Janvier 2020

La fille de Louis et Rebecca

« En 1985, lorsque je reçus de l’éditeur néerlandais du journal d’Etty une demande d’autorisation pour la publication de ces textes, le nom de ma cousine était enfoui, je l’avoue, dans ce profond secret où l’on garde les souvenirs les plus douloureux d’une vie. Toute ma famille hollandaise avait été exterminée dans les camps nazis. Des dizaines d’oncles et de tantes et de cousins, connus ou inconnus, dont je n’entendrais plus jamais parler.»

C’est en ces mots que notre cousine Liliane Hillesum, seule survivante de la famille d’Etty, raconte comment elle a découvert les journaux et les lettres laissés par sa parente. Son grand-père Mozès, né à Amsterdam en 1872, s’était engagé en 1914 dans la Légion étrangère et, gazé par les troupes allemandes, était mort en 1921, en laissant un seul enfant, Joseph né en 1897. Quant à Louis Hillesum, frère cadet de Mozès, il avait eu trois enfants : Micha, Etty et Jaap.

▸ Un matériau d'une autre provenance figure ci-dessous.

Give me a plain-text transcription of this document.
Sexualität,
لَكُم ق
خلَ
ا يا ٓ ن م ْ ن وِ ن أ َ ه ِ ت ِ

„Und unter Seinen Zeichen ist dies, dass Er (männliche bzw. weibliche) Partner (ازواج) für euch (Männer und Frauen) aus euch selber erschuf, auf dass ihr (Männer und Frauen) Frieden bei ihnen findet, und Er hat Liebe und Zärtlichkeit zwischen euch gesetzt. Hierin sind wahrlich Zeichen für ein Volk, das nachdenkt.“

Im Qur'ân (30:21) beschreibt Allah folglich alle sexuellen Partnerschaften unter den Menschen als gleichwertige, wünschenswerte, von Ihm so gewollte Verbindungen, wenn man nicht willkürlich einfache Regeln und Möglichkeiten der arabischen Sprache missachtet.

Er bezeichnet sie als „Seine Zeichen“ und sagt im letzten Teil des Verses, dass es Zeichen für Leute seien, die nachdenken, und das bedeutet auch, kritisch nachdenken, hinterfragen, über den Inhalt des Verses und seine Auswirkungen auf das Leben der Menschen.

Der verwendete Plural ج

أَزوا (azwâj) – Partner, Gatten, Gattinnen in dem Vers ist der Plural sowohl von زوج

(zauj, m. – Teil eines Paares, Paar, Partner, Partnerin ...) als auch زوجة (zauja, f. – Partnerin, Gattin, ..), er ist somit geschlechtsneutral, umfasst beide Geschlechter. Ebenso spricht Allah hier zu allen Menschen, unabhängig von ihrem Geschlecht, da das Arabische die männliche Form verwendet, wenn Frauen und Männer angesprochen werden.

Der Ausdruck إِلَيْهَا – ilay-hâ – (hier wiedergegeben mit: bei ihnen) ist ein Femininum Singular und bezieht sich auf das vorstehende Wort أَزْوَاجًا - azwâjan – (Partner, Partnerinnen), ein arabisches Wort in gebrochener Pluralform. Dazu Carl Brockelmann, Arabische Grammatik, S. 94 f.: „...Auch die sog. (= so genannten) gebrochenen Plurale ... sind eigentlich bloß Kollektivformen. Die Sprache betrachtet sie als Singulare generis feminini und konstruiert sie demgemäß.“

« Avant la guerre, nous avions souvent eu la visite à Paris de l’oncle de mon père, Louis Hillesum, accompagné de sa femme Rebecca et de leur fils Michaël. […] Ils logeaient tous trois chez nous, mais, autant que je me rappelle, les deux aînés, Esther, dite Etty, née en 1914, et Jacob, dit Jaap, né en 1916, sans doute déjà indépendants de leurs parents, ne sont jamais venus à la maison. C’est ainsi qu’avec Etty nos destins ont été quelque temps assez proches sans que jamais nous ayons l’occasion de nous rencontrer. »

Pourquoi raconter cela ? Pour expliquer combien la découverte de l’œuvre d’Etty a pu marquer la démarche des Éditions Arfuyen. En 1985, les Éditions existaient depuis dix ans et avaient déjà publié plusieurs textes spirituels, essentiellement en lien avec la mystique rhénane. Avec la lecture des Journaux et des Lettres, le champ de cette recherche s’ouvrait d’un coup davantage encore, tant dans le domaine littéraire que spirituel.

Faire partager plus largement cette lecture – et notamment par de jeunes lecteurs –, tel est l’objet de cet « Ainsi parlait » consacré à Etty Hillesum. Car les journaux et les lettres d’Etty étant étroitement liés au plus quotidien de sa vie, il n’est pas toujours aisé d’aller à l’essentiel de son message. Et il faut aussi faire entendre sa voix, dans cette langue néerlandaise à bien des égards si proche du moyen-haut allemand de Maître Eckhart.

Puisse cette lecture éclairer notre année, lui communiquer cette force et cette beauté qui, jusque dans les pires situations, ne cessèrent jamais d’accompagner Etty. « La force essentielle, écrivait Etty, consiste à savoir jusqu’au dernier instant que, même si l’on doit mourir misérablement, la vie est riche de sens et belle, qu’on a tout réalisé de ce qui était en soi-même et que la vie était bonne telle qu’elle était » (5 juillet 1942).